2. If you have seen them in person, gain an understanding of the technical skills required to produce a piece. Artists must gain access to the right materials, perhaps work with engineers or manufacturers and often involve specialized conservators and restorers.
3. Kusama specifically has gone through an incredible process that informs her artistic expression. Here is a good read: 10 things to know about Yayoi Kusama. When you look at any other work or even a well-attempted reproduction, you are not faced with the same expression or artistic intention.
4. There is a sophisticated and elusive market mechanism that attaches value to these works of art, which allows artworks to behave as commodities. If you are interested in how that works, do not confuse it with the ability of the artwork to be an experience and expression at the same time. It can, and does, have the characteristics of both.
At the moment, Kusama is the recipient of an incredible amount of attention and rapport online, on social media platforms, and in the international art market that buys and sells her works of art of high net worth. Many find themselves curious about why our economy and society rewards and recognizes Kusama on these platforms.

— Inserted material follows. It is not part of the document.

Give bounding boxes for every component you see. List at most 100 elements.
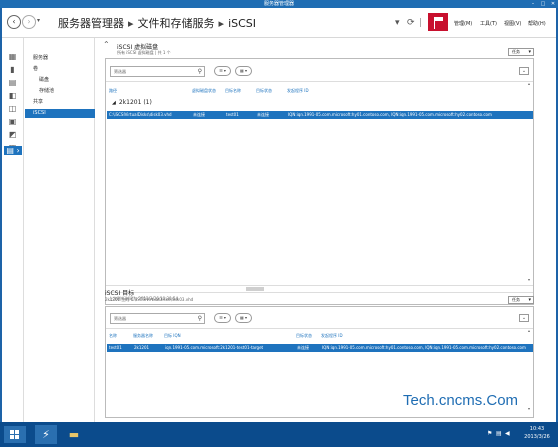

Simply going to view a work will not give you the resources you need to understand 'Why is this artwork more visible/important than others?' Look instead for the answer to 'What is Kusama trying to capture, communicate, channel in her work?' and 'Do I have a personal response to her expression?'
By finding the answer to the second question, perhaps you will find yourself closer to answering questions about our collective approach towards reward and recognition too.